Laurey W. Glenn
It's hard to believe the glossy tub in this sunny Savannah bath was once a feeding trough for hungry horses. Homeowner Donna Daugherty spotted the claw-foot tub in a field and knew that, once restored to its former glory, it would be perfect in her upstairs bath.
The tub is just one of several items Donna used to create a timeless look in the home, which was completed in 2002. "The entire house is designed in a 1900s river house style," she says. Donna started with two 1900s pedestal sinks she found on an antiques Web site. Each oval sink sits on a fluted base. Positioned side by side, they led the design direction for the rest of the room. Above the sinks, two oversize glass-front cabinets found at an antiques store provide storage space. What they don't offer, however, is a reflection, so Donna hung a mirror on another wall in the room. She chose beaded-board, painted white, for the walls and small black-and-white tiles for the floor.
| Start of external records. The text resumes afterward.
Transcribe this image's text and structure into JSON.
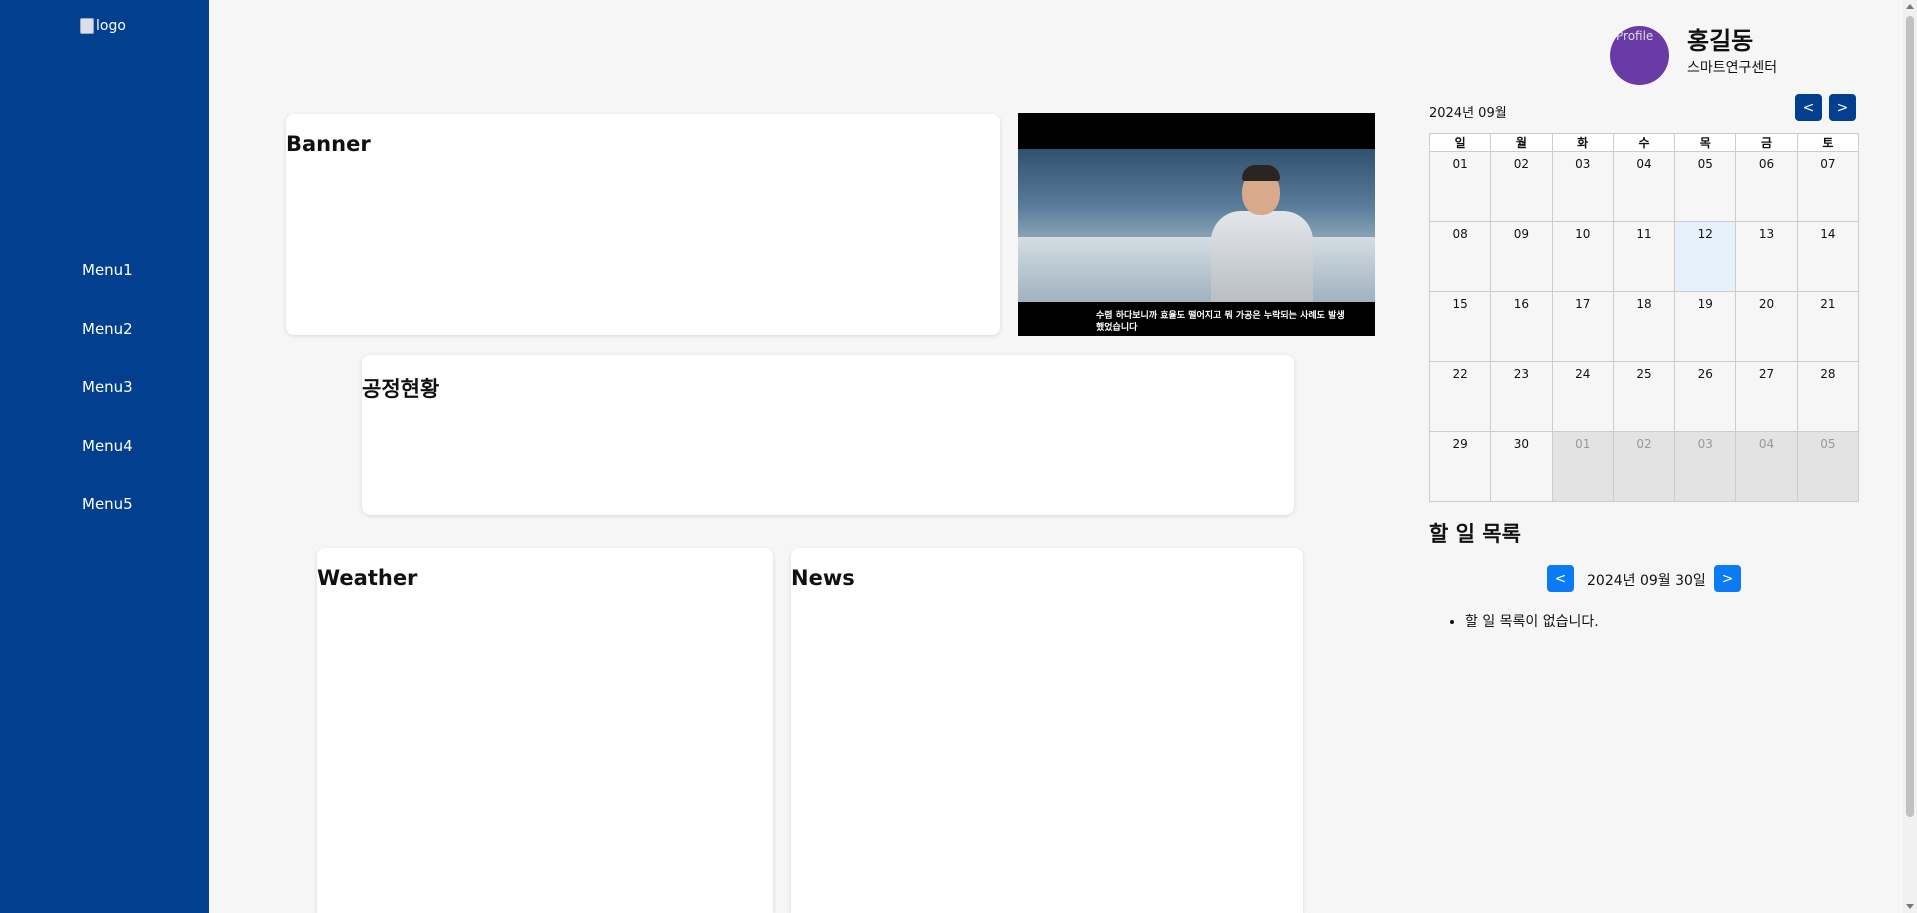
{
  "sidebar": {
    "logo_alt": "logo",
    "menu": [
      "Menu1",
      "Menu2",
      "Menu3",
      "Menu4",
      "Menu5"
    ]
  },
  "cards": {
    "banner": "Banner",
    "process": "공정현황",
    "weather": "Weather",
    "news": "News"
  },
  "video": {
    "caption_line1": "수렴 하다보니까 효율도 떨어지고 뭐 가공은 누락되는 사례도 발생",
    "caption_line2": "했었습니다"
  },
  "profile": {
    "avatar_alt": "Profile",
    "name": "홍길동",
    "org": "스마트연구센터"
  },
  "calendar": {
    "month_label": "2024년 09월",
    "prev_label": "<",
    "next_label": ">",
    "weekdays": [
      "일",
      "월",
      "화",
      "수",
      "목",
      "금",
      "토"
    ],
    "weeks": [
      [
        "01",
        "02",
        "03",
        "04",
        "05",
        "06",
        "07"
      ],
      [
        "08",
        "09",
        "10",
        "11",
        "12",
        "13",
        "14"
      ],
      [
        "15",
        "16",
        "17",
        "18",
        "19",
        "20",
        "21"
      ],
      [
        "22",
        "23",
        "24",
        "25",
        "26",
        "27",
        "28"
      ],
      [
        "29",
        "30",
        "01",
        "02",
        "03",
        "04",
        "05"
      ]
    ],
    "today": "12"
  },
  "todo": {
    "title": "할 일 목록",
    "prev_label": "<",
    "next_label": ">",
    "date_label": "2024년 09월 30일",
    "empty_text": "할 일 목록이 없습니다."
  },
  "colors": {
    "sidebar": "#023f8f",
    "calendar_nav": "#023f8f",
    "todo_nav": "#0a7bf5",
    "avatar": "#6a3ba6",
    "today_cell": "#e7f1fb",
    "other_month_cell": "#e3e3e3"
  }
}
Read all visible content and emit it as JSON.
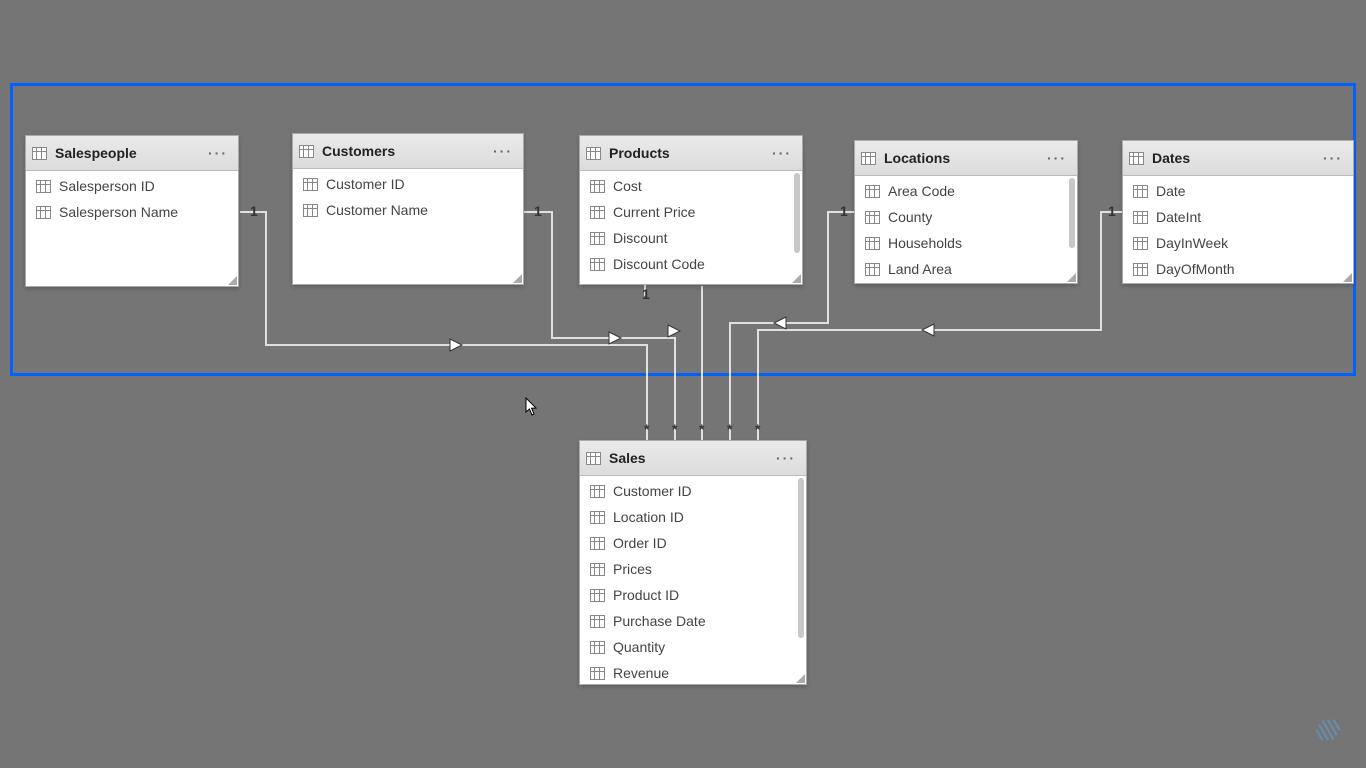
{
  "selection": true,
  "tables": {
    "salespeople": {
      "title": "Salespeople",
      "fields": [
        "Salesperson ID",
        "Salesperson Name"
      ]
    },
    "customers": {
      "title": "Customers",
      "fields": [
        "Customer ID",
        "Customer Name"
      ]
    },
    "products": {
      "title": "Products",
      "fields": [
        "Cost",
        "Current Price",
        "Discount",
        "Discount Code"
      ],
      "scroll": true
    },
    "locations": {
      "title": "Locations",
      "fields": [
        "Area Code",
        "County",
        "Households",
        "Land Area"
      ],
      "scroll": true
    },
    "dates": {
      "title": "Dates",
      "fields": [
        "Date",
        "DateInt",
        "DayInWeek",
        "DayOfMonth"
      ]
    },
    "sales": {
      "title": "Sales",
      "fields": [
        "Customer ID",
        "Location ID",
        "Order ID",
        "Prices",
        "Product ID",
        "Purchase Date",
        "Quantity",
        "Revenue"
      ],
      "scroll": true
    }
  },
  "relationships": [
    {
      "from": "salespeople",
      "to": "sales",
      "from_card": "1",
      "to_card": "*"
    },
    {
      "from": "customers",
      "to": "sales",
      "from_card": "1",
      "to_card": "*"
    },
    {
      "from": "products",
      "to": "sales",
      "from_card": "1",
      "to_card": "*"
    },
    {
      "from": "locations",
      "to": "sales",
      "from_card": "1",
      "to_card": "*"
    },
    {
      "from": "dates",
      "to": "sales",
      "from_card": "1",
      "to_card": "*"
    }
  ],
  "cardinality": {
    "one": "1",
    "many": "*"
  }
}
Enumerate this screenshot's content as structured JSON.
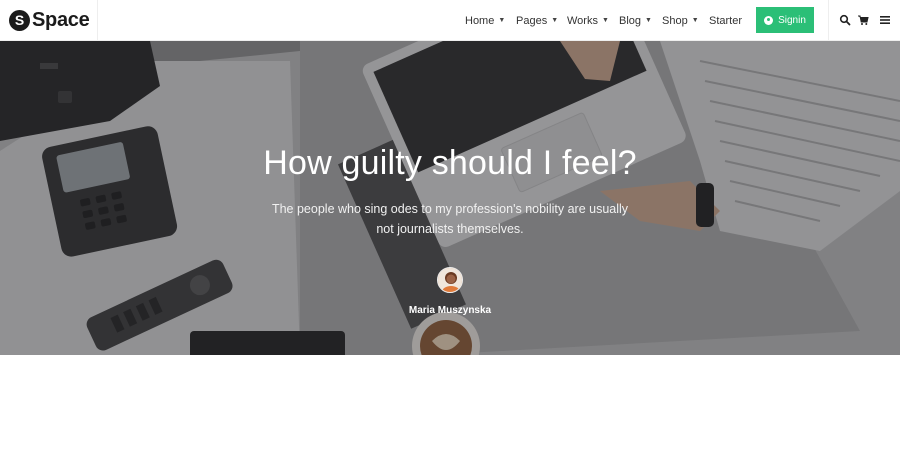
{
  "brand": {
    "mark": "S",
    "name": "Space"
  },
  "nav": {
    "items": [
      {
        "label": "Home",
        "has_dropdown": true
      },
      {
        "label": "Pages",
        "has_dropdown": true
      },
      {
        "label": "Works",
        "has_dropdown": true
      },
      {
        "label": "Blog",
        "has_dropdown": true
      },
      {
        "label": "Shop",
        "has_dropdown": true
      },
      {
        "label": "Starter",
        "has_dropdown": false
      }
    ],
    "signin_label": "Signin"
  },
  "tools": {
    "icons": [
      "search-icon",
      "cart-icon",
      "menu-icon"
    ]
  },
  "hero": {
    "title": "How guilty should I feel?",
    "subtitle": "The people who sing odes to my profession's nobility are usually not journalists themselves.",
    "author": "Maria Muszynska"
  },
  "colors": {
    "accent": "#2bbf77",
    "brand": "#1b1b1b"
  }
}
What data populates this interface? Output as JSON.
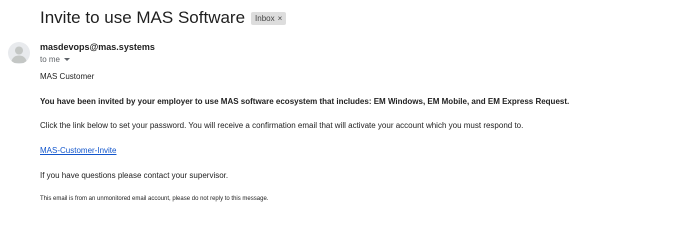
{
  "email": {
    "subject": "Invite to use MAS Software",
    "label": "Inbox",
    "label_close": "×",
    "sender": "masdevops@mas.systems",
    "to_line": "to me",
    "greeting": "MAS Customer",
    "invite_line": "You have been invited by your employer to use MAS software ecosystem that includes: EM Windows, EM Mobile, and EM Express Request.",
    "instructions": "Click the link below to set your password. You will receive a confirmation email that will activate your account which you must respond to.",
    "link_text": "MAS-Customer-Invite",
    "questions": "If you have questions please contact your supervisor.",
    "footer_note": "This email is from an unmonitored email account, please do not reply to this message."
  },
  "icons": {
    "avatar": "person-avatar-icon",
    "recipient_toggle": "chevron-down-icon",
    "label_remove": "close-icon"
  }
}
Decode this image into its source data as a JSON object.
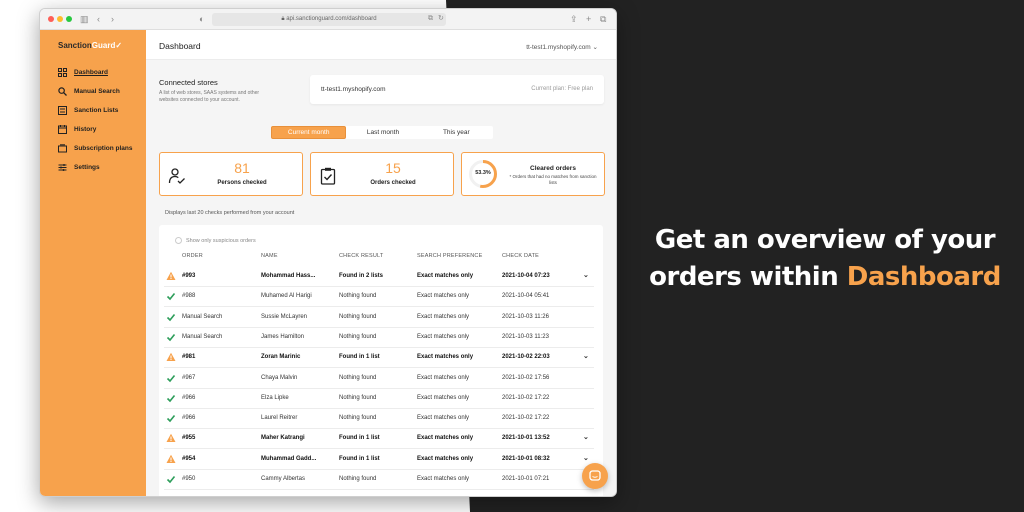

The look is pulled together with a blue-and-yellow color scheme. The two primary shades work together wonderfully, creating a cheerful mood in the small space. Cafe curtains dress the lower portions of the windows.
A New Finish
Too bad for the horses, Donna had the ability to see potential in the claw-foot tub. All it took was refinishing the piece to repair defects in the porcelain. This can cost between $500 and $1,000; a new claw-foot tub typically costs more, with prices starting around $1,500. The refinishing process involves sanding, acid-etching, priming and painting the interior of the tub, and sandblasting the outside. The exterior is then primed and painted. Donna chose the same blue for the tub that is on the walls. Now the fixture looks new without losing its old-fashioned character.